Anche i canoni di locazione percepiti per la concessione di spazi, se destinati a sostenere l’attività non commerciale dell’ente, possono beneficiare dell’esenzione.

La portata dell’agevolazione è stata precisata dall’art. 26, del D.L. n. 73/2022 (convertito con modificazioni dalla Legge n. 122/2022), che ha chiarito che il requisito della destinazione all’attività istituzionale con modalità non commerciali deve riferirsi al reddito e non all’immobile in sé.

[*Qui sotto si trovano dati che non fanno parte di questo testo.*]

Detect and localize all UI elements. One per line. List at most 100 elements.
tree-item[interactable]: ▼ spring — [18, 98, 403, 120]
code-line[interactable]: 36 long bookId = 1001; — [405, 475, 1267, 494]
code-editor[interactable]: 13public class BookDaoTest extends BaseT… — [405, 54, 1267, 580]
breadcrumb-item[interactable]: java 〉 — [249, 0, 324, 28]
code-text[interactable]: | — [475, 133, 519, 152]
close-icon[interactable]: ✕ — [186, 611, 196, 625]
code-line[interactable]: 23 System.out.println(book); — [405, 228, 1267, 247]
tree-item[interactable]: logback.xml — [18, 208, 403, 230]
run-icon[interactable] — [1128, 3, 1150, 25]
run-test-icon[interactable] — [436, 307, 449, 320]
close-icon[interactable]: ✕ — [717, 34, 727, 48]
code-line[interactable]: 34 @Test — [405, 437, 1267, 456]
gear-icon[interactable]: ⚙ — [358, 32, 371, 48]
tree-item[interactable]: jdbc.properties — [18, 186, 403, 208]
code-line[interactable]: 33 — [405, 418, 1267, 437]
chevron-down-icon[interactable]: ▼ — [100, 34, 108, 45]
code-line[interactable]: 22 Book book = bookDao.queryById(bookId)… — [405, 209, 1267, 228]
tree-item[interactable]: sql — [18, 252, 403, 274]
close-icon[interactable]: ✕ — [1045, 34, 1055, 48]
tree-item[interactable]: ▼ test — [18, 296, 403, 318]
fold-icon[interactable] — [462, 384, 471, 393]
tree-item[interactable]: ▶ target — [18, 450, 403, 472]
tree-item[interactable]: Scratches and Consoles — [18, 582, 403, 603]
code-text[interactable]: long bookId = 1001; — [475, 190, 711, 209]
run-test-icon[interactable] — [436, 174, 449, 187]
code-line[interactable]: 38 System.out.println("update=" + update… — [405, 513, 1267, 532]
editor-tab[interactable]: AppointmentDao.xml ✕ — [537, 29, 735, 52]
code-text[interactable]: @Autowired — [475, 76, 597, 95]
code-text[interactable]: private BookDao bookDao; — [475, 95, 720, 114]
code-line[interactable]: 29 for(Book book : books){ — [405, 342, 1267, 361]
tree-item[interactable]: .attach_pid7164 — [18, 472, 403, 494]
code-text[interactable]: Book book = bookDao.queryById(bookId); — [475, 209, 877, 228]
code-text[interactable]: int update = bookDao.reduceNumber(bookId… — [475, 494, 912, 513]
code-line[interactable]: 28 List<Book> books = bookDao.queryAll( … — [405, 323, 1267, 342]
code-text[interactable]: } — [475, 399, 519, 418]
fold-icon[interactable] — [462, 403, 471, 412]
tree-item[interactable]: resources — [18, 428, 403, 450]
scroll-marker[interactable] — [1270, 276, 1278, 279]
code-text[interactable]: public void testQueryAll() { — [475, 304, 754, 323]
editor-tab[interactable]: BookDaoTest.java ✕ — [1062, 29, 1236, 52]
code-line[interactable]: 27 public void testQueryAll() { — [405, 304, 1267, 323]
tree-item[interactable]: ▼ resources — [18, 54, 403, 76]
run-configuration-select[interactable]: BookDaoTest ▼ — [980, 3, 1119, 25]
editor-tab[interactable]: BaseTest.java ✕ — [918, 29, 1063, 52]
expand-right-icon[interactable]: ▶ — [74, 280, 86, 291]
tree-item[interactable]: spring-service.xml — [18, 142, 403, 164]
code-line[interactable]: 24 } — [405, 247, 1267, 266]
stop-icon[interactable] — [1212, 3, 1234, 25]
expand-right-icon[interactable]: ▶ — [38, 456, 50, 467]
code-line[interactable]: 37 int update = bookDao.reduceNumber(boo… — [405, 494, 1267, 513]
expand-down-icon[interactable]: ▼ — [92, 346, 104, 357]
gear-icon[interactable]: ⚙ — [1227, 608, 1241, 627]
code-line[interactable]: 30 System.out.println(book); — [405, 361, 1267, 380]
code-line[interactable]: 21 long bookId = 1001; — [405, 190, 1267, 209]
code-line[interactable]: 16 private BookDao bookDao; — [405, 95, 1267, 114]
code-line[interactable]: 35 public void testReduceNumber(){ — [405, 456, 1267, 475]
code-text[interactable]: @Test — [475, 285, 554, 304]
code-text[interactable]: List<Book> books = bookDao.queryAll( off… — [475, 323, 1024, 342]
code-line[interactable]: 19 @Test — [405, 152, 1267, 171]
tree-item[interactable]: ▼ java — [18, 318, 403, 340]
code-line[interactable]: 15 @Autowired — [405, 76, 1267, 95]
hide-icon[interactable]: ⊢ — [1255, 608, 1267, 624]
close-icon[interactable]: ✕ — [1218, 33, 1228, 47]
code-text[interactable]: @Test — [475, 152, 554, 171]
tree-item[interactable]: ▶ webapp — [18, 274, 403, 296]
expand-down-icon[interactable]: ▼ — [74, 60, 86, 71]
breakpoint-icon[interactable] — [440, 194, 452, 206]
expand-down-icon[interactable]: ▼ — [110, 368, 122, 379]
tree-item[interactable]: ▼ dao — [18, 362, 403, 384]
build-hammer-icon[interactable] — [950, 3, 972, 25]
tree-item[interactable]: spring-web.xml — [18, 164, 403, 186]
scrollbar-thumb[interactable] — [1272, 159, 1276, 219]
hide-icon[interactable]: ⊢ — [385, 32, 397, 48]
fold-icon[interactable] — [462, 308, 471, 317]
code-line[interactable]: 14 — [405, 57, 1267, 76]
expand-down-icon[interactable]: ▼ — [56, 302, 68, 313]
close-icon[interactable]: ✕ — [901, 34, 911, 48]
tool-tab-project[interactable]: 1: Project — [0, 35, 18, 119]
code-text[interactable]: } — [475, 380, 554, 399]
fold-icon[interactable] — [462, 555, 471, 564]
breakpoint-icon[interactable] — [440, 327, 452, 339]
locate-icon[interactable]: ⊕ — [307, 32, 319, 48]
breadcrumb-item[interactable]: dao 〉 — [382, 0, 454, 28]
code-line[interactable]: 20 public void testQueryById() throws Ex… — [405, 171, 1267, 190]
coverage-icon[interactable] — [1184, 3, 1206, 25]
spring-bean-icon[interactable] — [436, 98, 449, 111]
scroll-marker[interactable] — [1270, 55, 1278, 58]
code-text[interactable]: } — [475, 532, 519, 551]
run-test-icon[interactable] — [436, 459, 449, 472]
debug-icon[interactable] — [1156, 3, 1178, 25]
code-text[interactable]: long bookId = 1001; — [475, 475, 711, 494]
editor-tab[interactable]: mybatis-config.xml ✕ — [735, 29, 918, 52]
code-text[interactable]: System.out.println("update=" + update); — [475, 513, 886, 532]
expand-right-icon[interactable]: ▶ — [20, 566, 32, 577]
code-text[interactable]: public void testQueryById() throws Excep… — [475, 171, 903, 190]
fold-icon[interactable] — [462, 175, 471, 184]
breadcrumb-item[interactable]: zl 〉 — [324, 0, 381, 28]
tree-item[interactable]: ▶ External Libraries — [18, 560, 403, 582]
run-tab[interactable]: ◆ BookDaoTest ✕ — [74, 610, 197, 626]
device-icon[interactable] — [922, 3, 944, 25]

Tale norma ha trovato applicazione già in via transitoria, a decorrere dal periodo d’imposta successivo a quello in corso al 31 dicembre 2017, nei confronti delle OdV iscritte nei previgenti registri e, successivamente, nei confronti degli enti iscritti nelle corrispondenti sezioni del RUNTS.

La risposta delle Entrate

Osservano i tecnici delle Entrate che la disposizione in esame, ai fini del riconoscimento del beneficio fiscale, prescrive la necessità di un diretto utilizzo del bene all’attuazione degli scopi istituzionali o dell’oggetto sociale dell’ente e stabilisce che detta destinazione debba verificarsi “entro cinque anni dal trasferimento”.

Il tenore letterale del comma 4, dell’art. 82 del CTS, non prevede il recupero dell’agevolazione in esame nel caso di alienazione dell’immobile, individuando quali cause di decadenza dal beneficio unicamente la “dichiarazione mendace”, da parte dell’ente acquirente, e “il mancato rispetto dell’effettivo utilizzo del bene direttamente all’attuazione degli scopi istituzionali o dell’oggetto sociale” entro i cinque anni dal trasferimento.

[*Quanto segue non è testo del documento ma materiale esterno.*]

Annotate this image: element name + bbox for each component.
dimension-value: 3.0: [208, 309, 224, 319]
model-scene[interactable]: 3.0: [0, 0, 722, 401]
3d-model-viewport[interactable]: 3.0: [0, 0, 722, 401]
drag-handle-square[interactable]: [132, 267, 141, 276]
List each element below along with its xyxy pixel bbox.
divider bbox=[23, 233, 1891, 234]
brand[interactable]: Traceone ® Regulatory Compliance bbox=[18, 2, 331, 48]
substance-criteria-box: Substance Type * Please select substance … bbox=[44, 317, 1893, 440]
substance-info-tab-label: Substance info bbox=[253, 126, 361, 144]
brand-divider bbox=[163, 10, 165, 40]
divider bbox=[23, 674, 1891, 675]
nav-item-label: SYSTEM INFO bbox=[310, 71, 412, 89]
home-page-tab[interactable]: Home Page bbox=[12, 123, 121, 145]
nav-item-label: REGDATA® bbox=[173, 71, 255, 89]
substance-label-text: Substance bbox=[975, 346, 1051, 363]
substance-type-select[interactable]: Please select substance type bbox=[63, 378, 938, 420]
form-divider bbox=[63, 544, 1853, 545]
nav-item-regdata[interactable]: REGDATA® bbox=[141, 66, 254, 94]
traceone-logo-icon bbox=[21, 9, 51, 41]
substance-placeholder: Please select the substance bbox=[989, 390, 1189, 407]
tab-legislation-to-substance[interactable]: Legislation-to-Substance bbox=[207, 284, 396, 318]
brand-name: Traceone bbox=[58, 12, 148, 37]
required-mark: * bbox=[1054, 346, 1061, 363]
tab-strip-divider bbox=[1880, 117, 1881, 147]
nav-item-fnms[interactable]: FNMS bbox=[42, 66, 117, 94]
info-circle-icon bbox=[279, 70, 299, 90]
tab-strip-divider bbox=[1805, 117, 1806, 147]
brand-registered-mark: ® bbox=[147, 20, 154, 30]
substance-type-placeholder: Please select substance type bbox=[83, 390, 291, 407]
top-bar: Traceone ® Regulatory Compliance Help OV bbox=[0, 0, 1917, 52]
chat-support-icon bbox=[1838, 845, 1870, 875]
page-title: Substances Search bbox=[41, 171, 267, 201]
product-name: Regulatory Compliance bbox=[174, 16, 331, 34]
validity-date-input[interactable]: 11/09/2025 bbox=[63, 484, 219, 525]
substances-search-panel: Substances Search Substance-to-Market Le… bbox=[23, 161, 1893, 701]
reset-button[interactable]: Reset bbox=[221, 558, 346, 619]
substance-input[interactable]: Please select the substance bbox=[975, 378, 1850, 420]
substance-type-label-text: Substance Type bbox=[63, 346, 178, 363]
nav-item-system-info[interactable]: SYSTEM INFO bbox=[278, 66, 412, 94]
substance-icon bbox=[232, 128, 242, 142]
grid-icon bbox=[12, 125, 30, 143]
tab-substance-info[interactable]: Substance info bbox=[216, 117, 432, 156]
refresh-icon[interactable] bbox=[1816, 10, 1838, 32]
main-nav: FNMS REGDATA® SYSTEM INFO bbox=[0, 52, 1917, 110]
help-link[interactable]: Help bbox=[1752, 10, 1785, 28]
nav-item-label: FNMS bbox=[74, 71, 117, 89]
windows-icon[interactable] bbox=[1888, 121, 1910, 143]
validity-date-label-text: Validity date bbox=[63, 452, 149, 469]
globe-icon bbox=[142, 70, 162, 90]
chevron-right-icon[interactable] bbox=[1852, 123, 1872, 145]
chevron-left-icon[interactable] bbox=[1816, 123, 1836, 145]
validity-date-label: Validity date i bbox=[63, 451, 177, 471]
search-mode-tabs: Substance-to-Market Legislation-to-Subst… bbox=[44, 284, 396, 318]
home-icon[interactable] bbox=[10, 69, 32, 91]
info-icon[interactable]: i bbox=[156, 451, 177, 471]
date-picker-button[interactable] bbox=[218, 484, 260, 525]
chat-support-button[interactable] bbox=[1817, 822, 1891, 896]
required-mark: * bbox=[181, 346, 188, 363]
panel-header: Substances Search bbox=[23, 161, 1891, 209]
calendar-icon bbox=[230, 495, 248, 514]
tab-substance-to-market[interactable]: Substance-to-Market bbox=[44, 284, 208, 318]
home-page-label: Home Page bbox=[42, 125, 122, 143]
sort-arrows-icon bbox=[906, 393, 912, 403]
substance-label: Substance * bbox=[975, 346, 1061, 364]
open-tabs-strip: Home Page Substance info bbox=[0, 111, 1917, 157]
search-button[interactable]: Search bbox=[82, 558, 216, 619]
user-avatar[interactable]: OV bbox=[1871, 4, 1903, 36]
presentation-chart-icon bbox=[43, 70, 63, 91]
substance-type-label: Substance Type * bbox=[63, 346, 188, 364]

L’Agenzia delle Entrate ritiene che i principi interpretativi forniti con le circolari n. 168/1998 e n. 18/E/2013, limitatamente all’individuazione delle ipotesi di decadenza dalla fruizione dell’agevolazione prevista per i trasferimenti in favore delle Onlus, possano trovare applicazione anche in relazione alla fattispecie in esame.

Di conseguenza la vendita del bene immobile, da parte della Fondazione, in un momento successivo a quello in cui lo stesso è stato effettivamente destinato direttamente all’attuazione degli scopi istituzionali dell’ente, non costituisce un’ipotesi di decadenza dal beneficioin parola.

Ne consegue, conclude l’Agenzia delle Entrate, che la Fondazione può mantenere le agevolazioni fiscali in materia di imposta di registro, ipotecaria e catastale di cui all’art. 82, comma 4, del CTS, originariamente fruite.